The BMW 328 is a sports car  made by BMW  between 1936 and 1940, designed by Fritz Fiedler. It featured many advanced features for its time, such as a tubular space frame and a hemispherical combustion chamber engine. It was much praised at the time for its performance and handling, proving to be suitable not only for the BMW factory drivers, but also perfect for everyday motoring.

The BMW 328 won many races, including the prestigious Mille Miglia  - a class win in 1938 and the outright winner (with a streamlined body) in 1940. It also won the RAC Rally in 1939 and came in fifth overall (first in its class) in the 1939 Le Mans 24  hours.

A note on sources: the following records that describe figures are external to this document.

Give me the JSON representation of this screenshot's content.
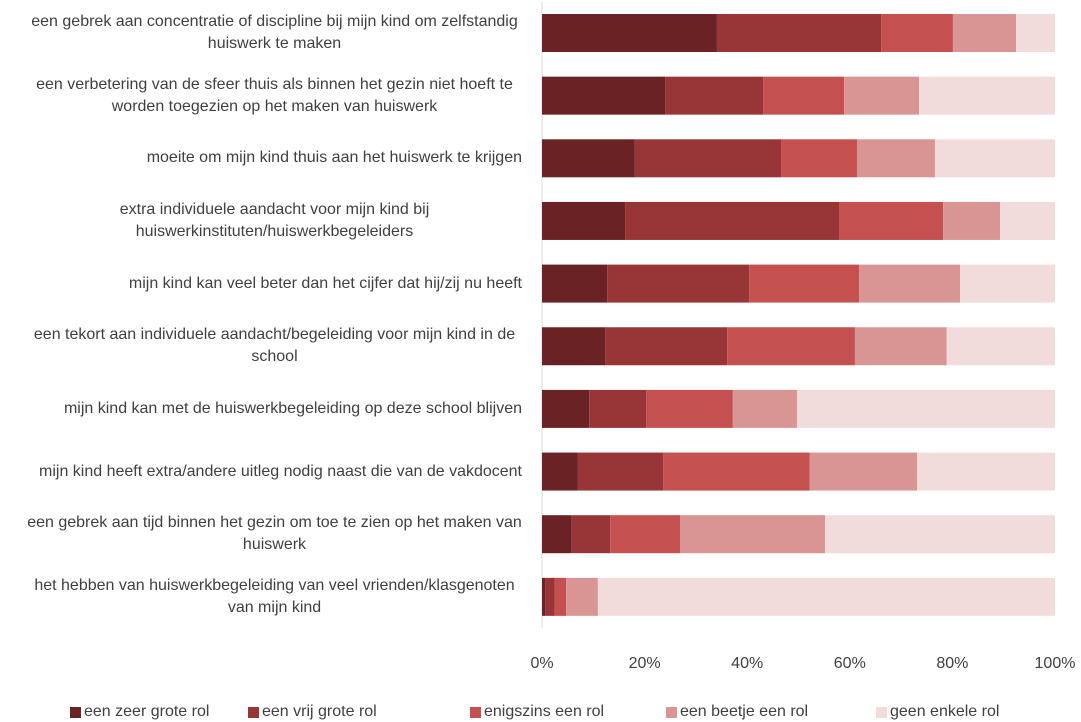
{
  "chart_data": {
    "type": "bar",
    "orientation": "horizontal",
    "stacked": true,
    "categories": [
      "een gebrek aan concentratie of discipline bij mijn kind om zelfstandig huiswerk te maken",
      "een verbetering van de sfeer thuis als binnen het gezin niet hoeft te worden toegezien op het maken van huiswerk",
      "moeite om mijn kind thuis aan het huiswerk te krijgen",
      "extra individuele aandacht voor mijn kind bij huiswerkinstituten/huiswerkbegeleiders",
      "mijn kind kan veel beter dan het cijfer dat hij/zij nu heeft",
      "een tekort aan individuele aandacht/begeleiding voor mijn kind in de school",
      "mijn kind kan met de huiswerkbegeleiding op deze school blijven",
      "mijn kind heeft extra/andere uitleg nodig naast die van de vakdocent",
      "een gebrek aan tijd binnen het gezin om toe te zien op het maken van huiswerk",
      "het hebben van huiswerkbegeleiding van veel vrienden/klasgenoten van mijn kind"
    ],
    "series": [
      {
        "name": "een zeer grote rol",
        "color": "#6b2224",
        "values": [
          34.1,
          24.0,
          18.1,
          16.2,
          12.7,
          12.3,
          9.2,
          7.0,
          5.8,
          0.6
        ]
      },
      {
        "name": "een vrij grote rol",
        "color": "#983537",
        "values": [
          32.0,
          19.1,
          28.5,
          41.7,
          27.7,
          23.8,
          11.1,
          16.6,
          7.5,
          1.9
        ]
      },
      {
        "name": "enigszins een rol",
        "color": "#c4504f",
        "values": [
          14.0,
          15.8,
          14.8,
          20.3,
          21.4,
          24.9,
          16.9,
          28.6,
          13.6,
          2.2
        ]
      },
      {
        "name": "een beetje een rol",
        "color": "#d99594",
        "values": [
          12.3,
          14.6,
          15.2,
          11.1,
          19.7,
          17.9,
          12.5,
          20.9,
          28.3,
          6.2
        ]
      },
      {
        "name": "geen enkele rol",
        "color": "#f2dcdb",
        "values": [
          7.6,
          26.5,
          23.4,
          10.7,
          18.5,
          21.1,
          50.3,
          26.9,
          44.8,
          89.1
        ]
      }
    ],
    "xlim": [
      0,
      100
    ],
    "xticks": [
      {
        "value": 0,
        "label": "0%"
      },
      {
        "value": 20,
        "label": "20%"
      },
      {
        "value": 40,
        "label": "40%"
      },
      {
        "value": 60,
        "label": "60%"
      },
      {
        "value": 80,
        "label": "80%"
      },
      {
        "value": 100,
        "label": "100%"
      }
    ],
    "legend": "bottom"
  }
}
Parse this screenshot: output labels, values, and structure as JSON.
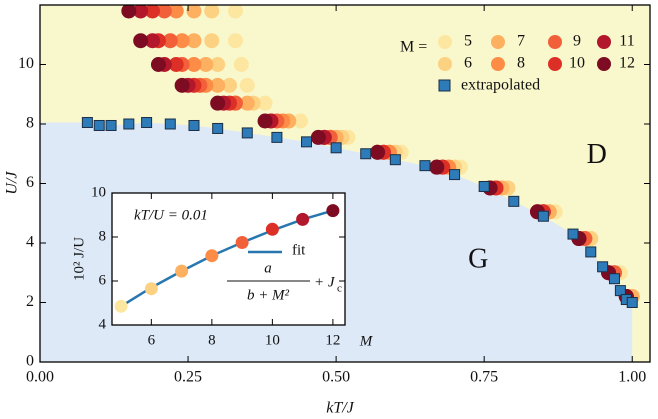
{
  "chart_data": [
    {
      "type": "scatter",
      "xlabel": "kT/J",
      "ylabel": "U/J",
      "xlim": [
        0,
        1.03
      ],
      "ylim": [
        0,
        12
      ],
      "xticks": [
        {
          "value": 0,
          "label": "0.00"
        },
        {
          "value": 0.25,
          "label": "0.25"
        },
        {
          "value": 0.5,
          "label": "0.50"
        },
        {
          "value": 0.75,
          "label": "0.75"
        },
        {
          "value": 1,
          "label": "1.00"
        }
      ],
      "yticks": [
        0,
        2,
        4,
        6,
        8,
        10
      ],
      "legend_title": "M =",
      "regions": [
        {
          "label": "D",
          "color": "#f9f7cc"
        },
        {
          "label": "G",
          "color": "#dde9f7"
        }
      ],
      "series": [
        {
          "name": "5",
          "color": "#fde7a0",
          "marker": "circle",
          "x": [
            0.33,
            0.33,
            0.34,
            0.35,
            0.38,
            0.44,
            0.52,
            0.61,
            0.71,
            0.79,
            0.87,
            0.93,
            0.98,
            1.0
          ],
          "values": [
            11.8,
            10.8,
            10.0,
            9.3,
            8.7,
            8.1,
            7.55,
            7.05,
            6.55,
            5.85,
            5.05,
            4.15,
            3.0,
            2.2
          ]
        },
        {
          "name": "6",
          "color": "#fdd182",
          "marker": "circle",
          "x": [
            0.29,
            0.29,
            0.3,
            0.32,
            0.36,
            0.42,
            0.51,
            0.6,
            0.7,
            0.79,
            0.86,
            0.93,
            0.97,
            1.0
          ],
          "values": [
            11.8,
            10.8,
            10.0,
            9.3,
            8.7,
            8.1,
            7.55,
            7.05,
            6.55,
            5.85,
            5.05,
            4.15,
            3.0,
            2.2
          ]
        },
        {
          "name": "7",
          "color": "#fdb060",
          "marker": "circle",
          "x": [
            0.26,
            0.26,
            0.28,
            0.3,
            0.35,
            0.42,
            0.5,
            0.59,
            0.69,
            0.78,
            0.86,
            0.92,
            0.97,
            1.0
          ],
          "values": [
            11.8,
            10.8,
            10.0,
            9.3,
            8.7,
            8.1,
            7.55,
            7.05,
            6.55,
            5.85,
            5.05,
            4.15,
            3.0,
            2.2
          ]
        },
        {
          "name": "8",
          "color": "#fc8c46",
          "marker": "circle",
          "x": [
            0.23,
            0.24,
            0.26,
            0.28,
            0.33,
            0.41,
            0.49,
            0.59,
            0.69,
            0.77,
            0.85,
            0.92,
            0.97,
            0.99
          ],
          "values": [
            11.8,
            10.8,
            10.0,
            9.3,
            8.7,
            8.1,
            7.55,
            7.05,
            6.55,
            5.85,
            5.05,
            4.15,
            3.0,
            2.2
          ]
        },
        {
          "name": "9",
          "color": "#f2603a",
          "marker": "circle",
          "x": [
            0.21,
            0.22,
            0.24,
            0.27,
            0.33,
            0.4,
            0.49,
            0.58,
            0.68,
            0.77,
            0.85,
            0.92,
            0.97,
            0.99
          ],
          "values": [
            11.8,
            10.8,
            10.0,
            9.3,
            8.7,
            8.1,
            7.55,
            7.05,
            6.55,
            5.85,
            5.05,
            4.15,
            3.0,
            2.2
          ]
        },
        {
          "name": "10",
          "color": "#dc3027",
          "marker": "circle",
          "x": [
            0.19,
            0.2,
            0.23,
            0.26,
            0.32,
            0.39,
            0.48,
            0.58,
            0.68,
            0.77,
            0.85,
            0.91,
            0.96,
            0.99
          ],
          "values": [
            11.8,
            10.8,
            10.0,
            9.3,
            8.7,
            8.1,
            7.55,
            7.05,
            6.55,
            5.85,
            5.05,
            4.15,
            3.0,
            2.2
          ]
        },
        {
          "name": "11",
          "color": "#b3172b",
          "marker": "circle",
          "x": [
            0.17,
            0.19,
            0.21,
            0.25,
            0.31,
            0.39,
            0.48,
            0.57,
            0.67,
            0.76,
            0.84,
            0.91,
            0.96,
            0.99
          ],
          "values": [
            11.8,
            10.8,
            10.0,
            9.3,
            8.7,
            8.1,
            7.55,
            7.05,
            6.55,
            5.85,
            5.05,
            4.15,
            3.0,
            2.2
          ]
        },
        {
          "name": "12",
          "color": "#7d0c22",
          "marker": "circle",
          "x": [
            0.15,
            0.17,
            0.2,
            0.24,
            0.3,
            0.38,
            0.47,
            0.57,
            0.67,
            0.76,
            0.84,
            0.91,
            0.96,
            0.99
          ],
          "values": [
            11.8,
            10.8,
            10.0,
            9.3,
            8.7,
            8.1,
            7.55,
            7.05,
            6.55,
            5.85,
            5.05,
            4.15,
            3.0,
            2.2
          ]
        },
        {
          "name": "extrapolated",
          "color": "#2d7bb8",
          "marker": "square",
          "x": [
            0.08,
            0.1,
            0.12,
            0.15,
            0.18,
            0.22,
            0.26,
            0.3,
            0.35,
            0.4,
            0.45,
            0.5,
            0.55,
            0.6,
            0.65,
            0.7,
            0.75,
            0.8,
            0.85,
            0.9,
            0.93,
            0.95,
            0.97,
            0.98,
            0.99,
            1.0
          ],
          "values": [
            8.05,
            7.95,
            7.95,
            8.0,
            8.05,
            8.0,
            7.95,
            7.85,
            7.7,
            7.55,
            7.4,
            7.2,
            7.0,
            6.8,
            6.6,
            6.3,
            5.9,
            5.4,
            4.9,
            4.3,
            3.7,
            3.2,
            2.8,
            2.4,
            2.1,
            2.0
          ]
        }
      ]
    },
    {
      "type": "scatter",
      "xlabel": "M",
      "ylabel": "10² J/U",
      "xlim": [
        4.7,
        12.4
      ],
      "ylim": [
        4,
        10
      ],
      "xticks": [
        6,
        8,
        10,
        12
      ],
      "yticks": [
        4,
        6,
        8,
        10
      ],
      "annotation": "kT/U = 0.01",
      "formula": {
        "numerator": "a",
        "denominator": "b + M²",
        "tail": "+ J",
        "tail_sub": "c"
      },
      "series": [
        {
          "type": "points",
          "x": [
            5,
            6,
            7,
            8,
            9,
            10,
            11,
            12
          ],
          "values": [
            4.85,
            5.65,
            6.45,
            7.15,
            7.75,
            8.35,
            8.8,
            9.2
          ],
          "colors": [
            "#fde7a0",
            "#fdd182",
            "#fdb060",
            "#fc8c46",
            "#f2603a",
            "#dc3027",
            "#b3172b",
            "#7d0c22"
          ]
        },
        {
          "type": "line",
          "name": "fit",
          "color": "#2877b0",
          "x": [
            5,
            6,
            7,
            8,
            9,
            10,
            11,
            12
          ],
          "values": [
            4.85,
            5.7,
            6.45,
            7.15,
            7.75,
            8.3,
            8.8,
            9.2
          ]
        }
      ]
    }
  ]
}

After the Second World War, the manufacturing plant in Eisenach  where the 328 had been built found itself in the Russian occupation zone, and automobile manufacturing in Eisenach would follow a state directed path until German Reunification  in 1989. One of the Mille Miglia 328 car (disguised as a Frazer Nash) and BMW's technical plans for the car were taken from the bombed BMW factory by English representatives from the Bristol Aeroplane Company  and Frazer Nash companies. Fiedler, the BMW engineer, was persuaded to come too. Bristol Cars was set up to build complete cars, called Bristols, and would also supply engines to Frazer Nash for all their post-war cars. The first Bristol car, the 400 was heavily based on the BMW plans. This Bristol engine was also a common option in AC cars, before the Cobra.

  • The engine has hemispherical or cross flow combustion chambers.
  • The intake valves are opened by the usual overhead valve push rod arrangement of a side cam, push rods, and rocker arms.
  • The exhaust valves, on the other side of the cylinder head, are opened by the same cam shaft, vertical push rods, rocker arms, horizontal push rods, and a second set of rocker arms.

In 1999 the BMW 328 was named one of 25 finalists for Car of the Century by a worldwide panel of automotive journalists.